The main interest in honey is for wounds infected with bacteria not responding to antibiotics, Molan says, adding that: ‘The most common wound-infecting species, Staphylococcus aureus, and its resistant strains such as MRSA, are very sensitive to the antibacterial activity of honey’.
New research by Molan’s group has shown that the anti-inflammatory activity of honey is due to its inhibitory effect on phagocytosis – the immune response process by which white blood cells engulf bacteria and dead cells to destroy them.
Another recent discovery, Molan reports, concerns the debriding action of honey, which results from honey stimulating the activity of plasmin, an enzyme that digests the fibrin clot attaching pus to wounds, but does not digest the collagen fibres that are the essential scaffold on which new cells grow for repair of injury.
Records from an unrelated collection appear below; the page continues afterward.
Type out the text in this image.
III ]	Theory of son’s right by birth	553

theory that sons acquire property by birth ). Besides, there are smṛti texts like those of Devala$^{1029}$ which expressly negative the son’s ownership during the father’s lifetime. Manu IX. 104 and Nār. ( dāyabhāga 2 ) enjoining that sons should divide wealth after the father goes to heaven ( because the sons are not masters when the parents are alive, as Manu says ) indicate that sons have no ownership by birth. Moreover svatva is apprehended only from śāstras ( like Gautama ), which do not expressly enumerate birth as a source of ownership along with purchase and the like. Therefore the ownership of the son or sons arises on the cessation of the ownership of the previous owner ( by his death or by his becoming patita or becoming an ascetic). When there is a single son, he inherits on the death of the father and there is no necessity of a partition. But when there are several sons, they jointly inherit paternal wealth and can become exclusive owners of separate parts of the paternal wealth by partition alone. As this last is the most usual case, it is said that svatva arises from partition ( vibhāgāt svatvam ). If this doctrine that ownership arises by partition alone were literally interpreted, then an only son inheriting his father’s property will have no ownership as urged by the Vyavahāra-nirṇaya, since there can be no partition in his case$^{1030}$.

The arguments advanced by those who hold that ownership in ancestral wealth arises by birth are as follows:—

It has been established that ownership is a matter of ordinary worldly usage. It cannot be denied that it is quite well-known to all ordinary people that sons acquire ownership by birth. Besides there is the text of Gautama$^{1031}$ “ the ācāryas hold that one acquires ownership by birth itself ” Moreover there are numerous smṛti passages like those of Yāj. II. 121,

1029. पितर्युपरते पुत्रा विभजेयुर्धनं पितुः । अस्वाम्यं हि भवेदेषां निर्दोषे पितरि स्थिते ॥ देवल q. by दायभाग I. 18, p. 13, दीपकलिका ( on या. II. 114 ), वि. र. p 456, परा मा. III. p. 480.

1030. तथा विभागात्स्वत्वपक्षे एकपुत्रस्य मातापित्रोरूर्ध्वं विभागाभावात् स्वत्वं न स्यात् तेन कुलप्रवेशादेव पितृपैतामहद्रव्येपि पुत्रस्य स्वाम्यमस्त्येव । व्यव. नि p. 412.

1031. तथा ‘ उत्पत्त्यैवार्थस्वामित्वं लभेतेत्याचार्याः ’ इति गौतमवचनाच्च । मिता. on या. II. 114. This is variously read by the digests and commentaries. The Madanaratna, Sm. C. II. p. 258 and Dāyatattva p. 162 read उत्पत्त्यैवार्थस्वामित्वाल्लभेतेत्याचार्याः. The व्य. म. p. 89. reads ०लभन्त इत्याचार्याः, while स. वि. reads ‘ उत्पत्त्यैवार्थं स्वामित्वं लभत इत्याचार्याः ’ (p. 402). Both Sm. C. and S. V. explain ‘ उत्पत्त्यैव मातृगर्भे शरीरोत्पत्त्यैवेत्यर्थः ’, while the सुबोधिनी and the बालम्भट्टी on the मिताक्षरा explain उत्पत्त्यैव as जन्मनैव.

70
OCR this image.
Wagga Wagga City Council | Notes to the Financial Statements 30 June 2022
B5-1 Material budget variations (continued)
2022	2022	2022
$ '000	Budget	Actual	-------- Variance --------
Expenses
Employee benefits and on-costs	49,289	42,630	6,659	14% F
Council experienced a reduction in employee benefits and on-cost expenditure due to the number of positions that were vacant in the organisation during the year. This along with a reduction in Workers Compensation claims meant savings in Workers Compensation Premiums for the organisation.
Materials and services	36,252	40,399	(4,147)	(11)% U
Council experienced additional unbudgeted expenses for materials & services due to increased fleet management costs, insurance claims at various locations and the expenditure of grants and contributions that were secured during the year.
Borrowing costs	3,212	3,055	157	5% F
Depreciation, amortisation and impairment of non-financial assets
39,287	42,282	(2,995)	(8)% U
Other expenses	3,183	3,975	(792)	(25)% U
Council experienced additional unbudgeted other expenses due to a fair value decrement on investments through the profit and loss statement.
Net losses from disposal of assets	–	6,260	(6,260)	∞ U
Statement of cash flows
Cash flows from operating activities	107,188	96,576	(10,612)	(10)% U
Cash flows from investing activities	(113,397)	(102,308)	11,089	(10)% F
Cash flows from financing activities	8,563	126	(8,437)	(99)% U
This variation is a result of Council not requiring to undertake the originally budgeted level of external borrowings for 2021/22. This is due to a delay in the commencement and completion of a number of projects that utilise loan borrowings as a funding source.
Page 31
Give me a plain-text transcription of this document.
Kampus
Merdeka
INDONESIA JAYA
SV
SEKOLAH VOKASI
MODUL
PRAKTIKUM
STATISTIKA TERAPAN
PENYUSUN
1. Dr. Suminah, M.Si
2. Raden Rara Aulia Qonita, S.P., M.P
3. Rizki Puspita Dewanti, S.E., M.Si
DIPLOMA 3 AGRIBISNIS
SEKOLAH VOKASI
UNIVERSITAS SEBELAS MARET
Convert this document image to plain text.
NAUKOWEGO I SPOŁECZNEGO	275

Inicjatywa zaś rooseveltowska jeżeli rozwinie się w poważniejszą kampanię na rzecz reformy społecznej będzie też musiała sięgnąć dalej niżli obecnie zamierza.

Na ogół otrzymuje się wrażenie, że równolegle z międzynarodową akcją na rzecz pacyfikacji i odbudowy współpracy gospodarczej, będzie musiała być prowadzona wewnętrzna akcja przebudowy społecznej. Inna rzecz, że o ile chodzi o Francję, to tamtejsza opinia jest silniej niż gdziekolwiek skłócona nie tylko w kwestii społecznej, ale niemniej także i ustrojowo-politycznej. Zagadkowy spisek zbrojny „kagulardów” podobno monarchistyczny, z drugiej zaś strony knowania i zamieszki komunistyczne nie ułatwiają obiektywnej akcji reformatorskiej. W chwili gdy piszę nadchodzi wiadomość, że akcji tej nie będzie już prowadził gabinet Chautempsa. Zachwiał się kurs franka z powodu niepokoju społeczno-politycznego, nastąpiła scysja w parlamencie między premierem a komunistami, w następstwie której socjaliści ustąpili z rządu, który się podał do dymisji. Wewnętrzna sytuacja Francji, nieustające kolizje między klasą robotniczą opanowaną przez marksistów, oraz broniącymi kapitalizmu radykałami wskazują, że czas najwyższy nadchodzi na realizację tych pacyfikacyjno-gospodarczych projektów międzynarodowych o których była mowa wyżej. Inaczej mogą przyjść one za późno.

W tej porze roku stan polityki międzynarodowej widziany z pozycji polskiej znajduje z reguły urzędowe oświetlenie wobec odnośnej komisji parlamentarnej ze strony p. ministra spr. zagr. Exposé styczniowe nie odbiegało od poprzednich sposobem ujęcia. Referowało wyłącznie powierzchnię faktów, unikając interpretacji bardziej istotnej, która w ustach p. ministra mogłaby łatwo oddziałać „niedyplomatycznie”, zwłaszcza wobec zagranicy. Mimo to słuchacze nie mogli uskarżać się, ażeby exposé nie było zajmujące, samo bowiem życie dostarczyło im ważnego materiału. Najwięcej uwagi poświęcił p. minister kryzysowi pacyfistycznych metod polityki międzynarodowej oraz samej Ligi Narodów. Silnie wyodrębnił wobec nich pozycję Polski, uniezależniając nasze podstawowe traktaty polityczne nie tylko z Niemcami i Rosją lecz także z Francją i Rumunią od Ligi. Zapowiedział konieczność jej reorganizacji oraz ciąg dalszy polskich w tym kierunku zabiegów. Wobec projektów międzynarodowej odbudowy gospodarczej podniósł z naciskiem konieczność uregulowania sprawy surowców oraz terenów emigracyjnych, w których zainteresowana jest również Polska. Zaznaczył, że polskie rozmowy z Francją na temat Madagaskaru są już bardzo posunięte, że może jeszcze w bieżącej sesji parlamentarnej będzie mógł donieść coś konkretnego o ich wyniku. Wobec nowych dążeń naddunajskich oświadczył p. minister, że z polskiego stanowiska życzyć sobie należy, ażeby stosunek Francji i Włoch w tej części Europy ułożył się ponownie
In terms of labelling honeys, ‘I would like to see the level of the antibacterial activity shown, and for it to be stated whether it is activity that is due to hydrogen peroxide or to non-peroxide antibacterial factors,‘ Molan says, adding that: ‘This is because the enzyme catalase present in blood, serum and wound tissues destroys a lot of the activity due to hydrogen peroxide.‘
The level of the anti-inflammatory activity should also be shown, Molan believes, ‘because this varies greatly from batch to batch and is important for wound healing‘.
Cath O’Driscoll
Thomas Henle is professor of chemistry at the Technical University of Dresden in Germany.